XXI. Когда Гальба стал раздумывать, кого избрать в преемники, Виний предложил ему Отона, и тут, однако ж, действуя своекорыстно: он рассчитывал выдать замуж дочь и взял с Отона обещание жениться, если Гальба его усыновит и назначит своим наследником. Но Гальба и сам говорил, и всеми своими действиями давал понять, что общее благо ставит выше собственных интересов и хочет назвать сыном не того, кто будет всех приятнее ему самому, но кто принесет больше всего пользы Риму. Мне кажется, он едва ли мог бы избрать Отона наследником даже собственного своего имущества, зная, что это распутник и мот и что у него на пятьдесят миллионов долгов. Во всяком случае, Виния он выслушал молча и сдержанно и составление завещательной записи отложил. Затем он назначил себя и Виния консулами[3497]; ожидали, что в начале года он объявит, наконец, имя преемника, и солдаты всем остальным именам предпочли бы Отона.

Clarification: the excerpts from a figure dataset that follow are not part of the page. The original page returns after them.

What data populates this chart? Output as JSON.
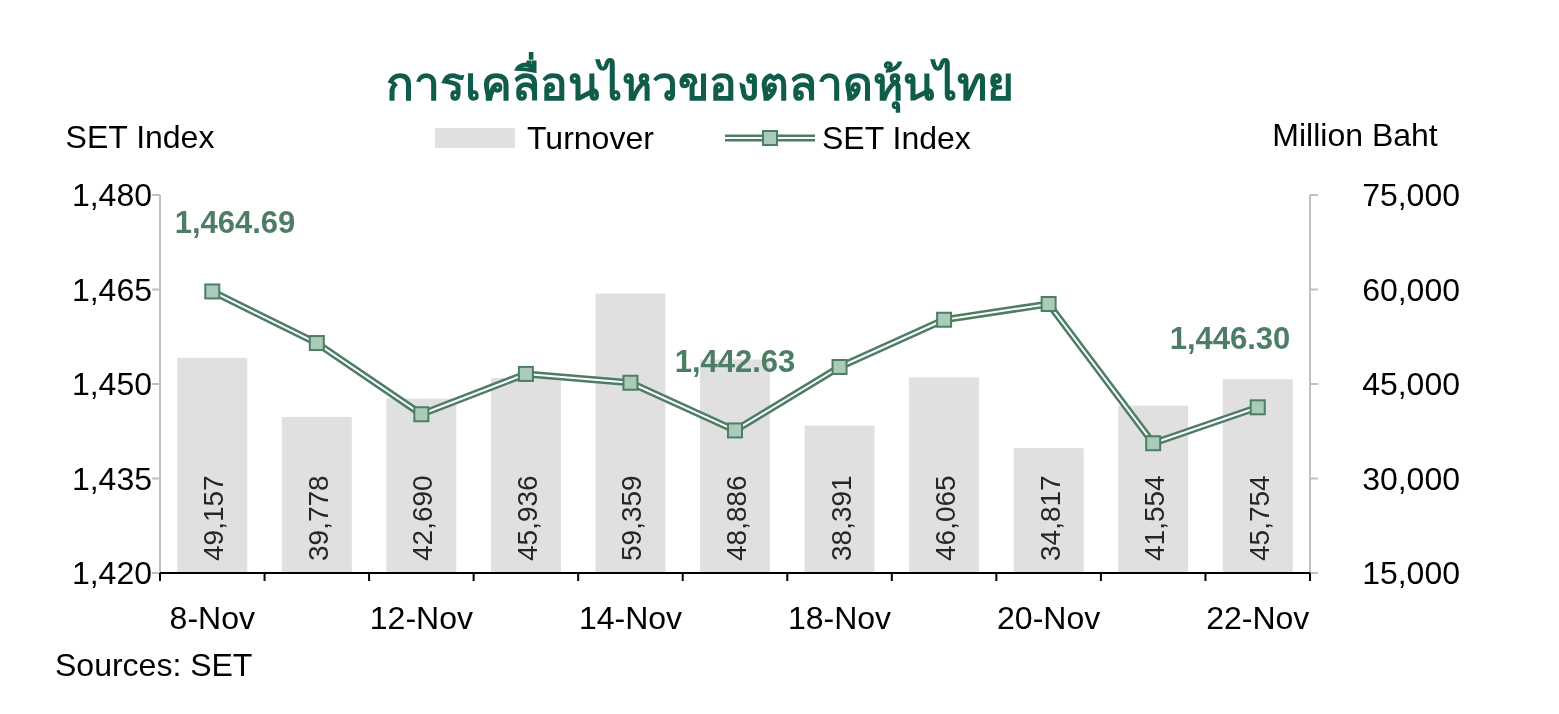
{
  "chart_data": {
    "type": "bar",
    "title": "การเคลื่อนไหวของตลาดหุ้นไทย",
    "ylabel": "SET Index",
    "y2label": "Million Baht",
    "annotations": [
      "Sources: SET"
    ],
    "categories": [
      "8-Nov",
      null,
      "12-Nov",
      null,
      "14-Nov",
      null,
      "18-Nov",
      null,
      "20-Nov",
      null,
      "22-Nov"
    ],
    "ylim": [
      1420,
      1480
    ],
    "yticks": [
      {
        "value": 1420,
        "label": "1,420"
      },
      {
        "value": 1435,
        "label": "1,435"
      },
      {
        "value": 1450,
        "label": "1,450"
      },
      {
        "value": 1465,
        "label": "1,465"
      },
      {
        "value": 1480,
        "label": "1,480"
      }
    ],
    "y2lim": [
      15000,
      75000
    ],
    "y2ticks": [
      {
        "value": 15000,
        "label": "15,000"
      },
      {
        "value": 30000,
        "label": "30,000"
      },
      {
        "value": 45000,
        "label": "45,000"
      },
      {
        "value": 60000,
        "label": "60,000"
      },
      {
        "value": 75000,
        "label": "75,000"
      }
    ],
    "grid": false,
    "legend": "top",
    "marker": "square",
    "series": [
      {
        "name": "Turnover",
        "axis": "y2",
        "color": "#e0e0e0",
        "values": [
          49157,
          39778,
          42690,
          45936,
          59359,
          48886,
          38391,
          46065,
          34817,
          41554,
          45754
        ],
        "value_labels": [
          "49,157",
          "39,778",
          "42,690",
          "45,936",
          "59,359",
          "48,886",
          "38,391",
          "46,065",
          "34,817",
          "41,554",
          "45,754"
        ]
      },
      {
        "name": "SET Index",
        "type": "line",
        "axis": "y",
        "color": "#4e7d66",
        "values": [
          1464.69,
          1456.5,
          1445.2,
          1451.6,
          1450.2,
          1442.63,
          1452.7,
          1460.2,
          1462.7,
          1440.6,
          1446.3
        ],
        "value_labels": [
          "1,464.69",
          null,
          null,
          null,
          null,
          "1,442.63",
          null,
          null,
          null,
          null,
          "1,446.30"
        ]
      }
    ]
  }
}
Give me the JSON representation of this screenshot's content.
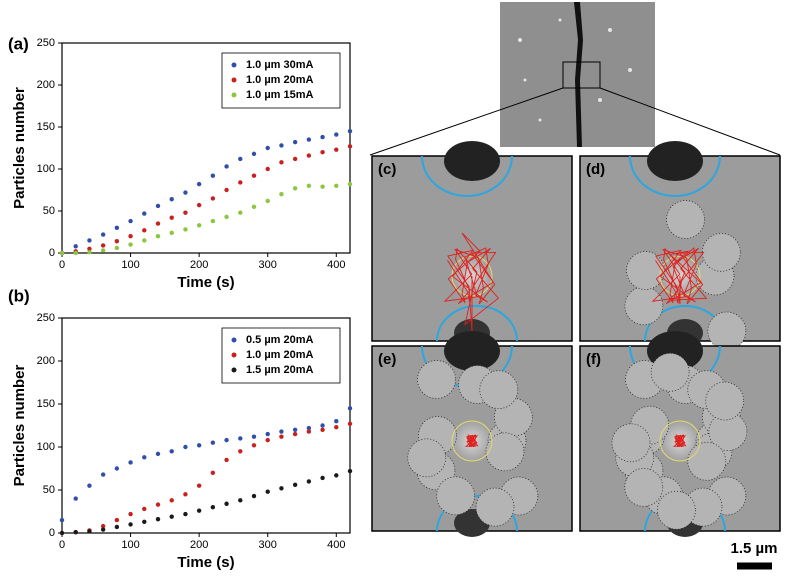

XXII. Но пока он медлил и размышлял, в германских легионах вспыхнул мятеж. Все войска ненавидели Гальбу, который так и не дал им обещанного подарка, но у солдат, служивших в Германии, были с ним особые счеты: они ставили в вину императору и позорную отставку Вергиния Руфа, и награду, которую получили галлы, воевавшие с ними, меж тем как всех, кто не поддержал Виндекса, постигло наказание, и вообще пристрастие к Виндексу — ему одному только и признателен Гальба, ему оказывает посмертные почести, приносит в его честь заупокойные жертвы от лица государства, будто его лишь поддержкою сделался императором римлян. Подобные речи звучали в лагере уже вполне открыто, когда наступило первое число первого месяца, которое римляне называют «январскими календами» [Calendae Januariae]. Флакк собрал солдат, чтобы в согласии с обычаем привести их к присяге на верность императору, но они кинулись к изображениям Гальбы, сбросили их на землю, а затем, поклявшись в верности сенату и римскому народу, разошлись. Начальники почувствовали страх, как бы неповиновение полководцу не привело к настоящему бунту. И вот один из них говорит остальным: «Что это с нами творится, друзья? Мы и нового государя не выбираем, и нынешнего отвергли, словно не только Гальбу, но вообще никакого властителя и никакой власти не желаем признавать! Конечно, о Флакке Гордеонии и говорить не приходится — он жалкая тень Гальбы, и только, но от вас всего день пути до Вителлия, правителя остальной Германии. Его отец был цензором и трижды консулом и как бы правил вместе с Клавдием Цезарем, а сам он своею бедностью, которою иные его попрекают, блестяще доказывает и честность свою и благородство. Давайте-ка провозгласим его императором и покажем всему миру, что умеем выбирать государей получше, чем испанцы и лузитанцы».